5- Londra Üniversitesi Türkçe Profesörü M. Margaret, Nihat Sami Banarlı’ya
“Bugünkü diliniz artık tamamıyla uydurma ve güzel olmayan bir dil; ne sesi, ne
üslubu kalmış, ziyan olmuş bir lisan… Kemalini bulmuş Türkçeye nasıl kıyıyorsunuz?
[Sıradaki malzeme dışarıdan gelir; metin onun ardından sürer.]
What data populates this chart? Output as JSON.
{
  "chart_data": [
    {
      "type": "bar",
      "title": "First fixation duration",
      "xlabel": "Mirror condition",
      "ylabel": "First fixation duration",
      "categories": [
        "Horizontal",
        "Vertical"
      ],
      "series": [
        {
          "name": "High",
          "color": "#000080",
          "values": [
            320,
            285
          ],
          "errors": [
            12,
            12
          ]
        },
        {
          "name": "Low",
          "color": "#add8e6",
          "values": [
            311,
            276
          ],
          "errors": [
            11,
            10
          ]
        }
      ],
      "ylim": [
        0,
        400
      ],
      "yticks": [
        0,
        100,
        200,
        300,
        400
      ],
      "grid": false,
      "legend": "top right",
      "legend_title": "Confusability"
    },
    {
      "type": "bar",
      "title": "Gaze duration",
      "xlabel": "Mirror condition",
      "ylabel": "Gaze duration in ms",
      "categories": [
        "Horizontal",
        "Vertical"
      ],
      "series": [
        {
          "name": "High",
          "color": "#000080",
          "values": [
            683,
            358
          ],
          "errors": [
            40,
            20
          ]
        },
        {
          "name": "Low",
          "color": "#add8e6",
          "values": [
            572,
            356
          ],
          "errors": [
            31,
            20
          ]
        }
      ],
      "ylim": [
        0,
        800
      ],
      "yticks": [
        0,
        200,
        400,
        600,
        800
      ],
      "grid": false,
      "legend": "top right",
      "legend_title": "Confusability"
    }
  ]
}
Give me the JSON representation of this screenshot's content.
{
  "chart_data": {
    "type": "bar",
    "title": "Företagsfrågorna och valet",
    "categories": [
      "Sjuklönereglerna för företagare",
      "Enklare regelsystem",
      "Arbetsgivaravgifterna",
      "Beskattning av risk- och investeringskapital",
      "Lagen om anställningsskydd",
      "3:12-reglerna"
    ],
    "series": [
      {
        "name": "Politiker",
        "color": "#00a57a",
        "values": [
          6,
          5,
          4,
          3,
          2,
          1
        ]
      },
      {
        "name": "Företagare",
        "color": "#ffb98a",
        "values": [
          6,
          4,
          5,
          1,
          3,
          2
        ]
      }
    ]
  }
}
Bu güzel dili kısa zamanda nasıl bu kadar mahv-u perişan ettiniz!? İngiltere’de
Türkçe öğrenmek isteyen talebelere hangi Türkçeyi öğreteceğimizi şaşırdık”
demiştir.
6- Azerbaycan’ın dünyaca tanınmış yazarlarından Anar Rızayev de Türkçenin
bozulmasını, “Bu ne yaman tezattır? Ben Yunus Emre divanını okuyup anlıyorum
ama ön sözünü anlayamıyorum” diyerek dile getirmektedir.